Not only does it sucks if iTunes decides to attach C4 to its database and pull the trigger, but it sucks if you want to use the files somewhere else too, for example on another computer or in another music player. Had the information been copyrighted to Apple, I’d understand the decision to lock it in, but considering that it’s iTunes’ users that have used hours and hours writing this information into their own songs themselves, it doesn’t make any sense at all.
Kevin Spencer
The “how I’ve listened to them” and “how often” can also be solved by using last.fm.
David Jacobs
It is total insanity that iTunes (or any other music management application) doesn’t write the metadata to the files themselves.

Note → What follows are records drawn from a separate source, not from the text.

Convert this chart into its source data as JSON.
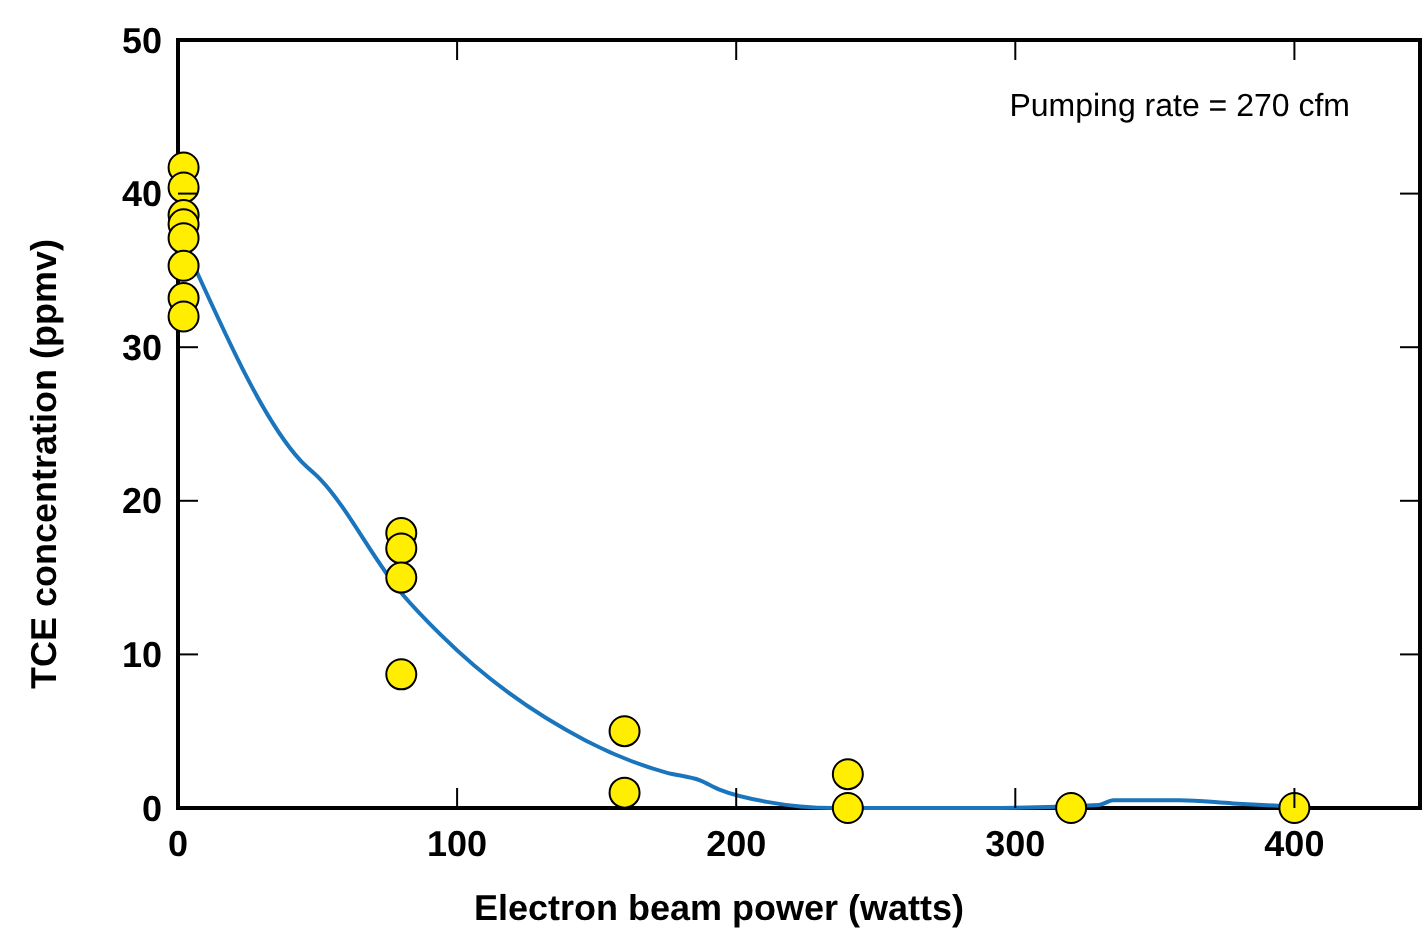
{
  "chart_data": {
    "type": "scatter",
    "xlabel": "Electron beam power (watts)",
    "ylabel": "TCE concentration (ppmv)",
    "xlim": [
      0,
      445
    ],
    "ylim": [
      0,
      50
    ],
    "xticks": [
      0,
      100,
      200,
      300,
      400
    ],
    "yticks": [
      0,
      10,
      20,
      30,
      40,
      50
    ],
    "grid": false,
    "annotations": [
      "Pumping rate = 270 cfm"
    ],
    "series": [
      {
        "color": "#ffee00",
        "marker": "circle",
        "x": [
          2,
          2,
          2,
          2,
          2,
          2,
          2,
          2,
          80,
          80,
          80,
          80,
          160,
          160,
          240,
          240,
          320,
          400
        ],
        "values": [
          41.7,
          40.4,
          38.6,
          38.0,
          37.1,
          35.3,
          33.2,
          32.0,
          17.9,
          16.9,
          15.0,
          8.7,
          5.0,
          1,
          2.2,
          0,
          0,
          0
        ]
      },
      {
        "type": "line",
        "color": "#1a75bc",
        "marker": "none",
        "x": [
          5.5,
          44,
          51,
          80,
          94,
          146,
          175,
          187,
          194,
          211,
          235,
          259,
          288,
          330,
          335,
          359,
          378,
          399
        ],
        "values": [
          35.4,
          22.6,
          21.4,
          14,
          11.3,
          4.4,
          2.3,
          1.8,
          1.2,
          0.4,
          0,
          0,
          0,
          0.2,
          0.5,
          0.5,
          0.3,
          0.1
        ]
      }
    ]
  }
}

Over the “millions and millions” of reads and writes previously discussed, inevitably an mp3 would get corrupted or destroyed, and this would much be worse than occasionally having to restore your backed up iTunes library.
Phillip Winn
Asbjørn, much of the metadata is stored within the files themselves, in the form of ID3 tags. (So Anil can relax — he hasn’t lost title tweaks as long as he has the song files.) However, Apple — and other applications — often come up with bits of metadata that aren’t part of the ID3 spec. What then? Extend (and therefore splinter) the ID3 spec? That’s hardly playing nice with the community, and would earn Apple — or any other company — a lot of deserved grief. No, metadata outside the ID3 spec does need to be stored outside the MP3 files.
There are multi-user issues as well. While titles and album art and lyrics and such are intrinsically part of the song, a play count or a rating is unique to the combination of the song and the user, as are playlists. Some of my MP3 files are in both my library and my wife’s, and we definitely have different ideas about the rating for certain songs!
Mark
No, metadata outside the ID3 spec does need to be stored outside the MP3 files.
OK, but it’s still a long leap to the conclusion that such metadata “needs” to be stored in undocumented vendor-specific binary formats. (And no, the XML “backup” files that iTunes creates do not contain all the metadata that Anil cares about. In fact, they are lacking specifically the metadata that Anil cares about most.)
And once again, as has happened so many times in the past, it is amazing how quickly the discussion has shifted from “Apple destroyed my data” to “let’s all talk about backup strategies.” Yes, backing up my data is important. Hard drives fail. I do stupid things on the command line. My software destroys its one and only complete copy of my data. Hmm… one of these things is entirely preventable and its repeated occurrence is entirely the software vendor’s fault; see if you can figure out which one.
Asbjørn Ulsberg
That iTunes writes ID3 — is that a new feature? Because I’ve used iTunes since early version 6 and used the exact same MP3 that iTunes have managed in other applications and all the changes I’ve ever made in iTunes has never shown up in either of the other applications. Not artist name, not song title, not anything. Which is why I’ve drawn the conclusion that iTunes infact doesn’t “do” ID3 at all.
But if it does, I hereby withdraw my negative comment. And keeping non-standard-ID3 stuff out of the ID3 tag is of course the right thing to do. But Apple could extend ID3 openly as well, as long as they do it in a backwards compatible way and lets everybody know how and why they are doing it.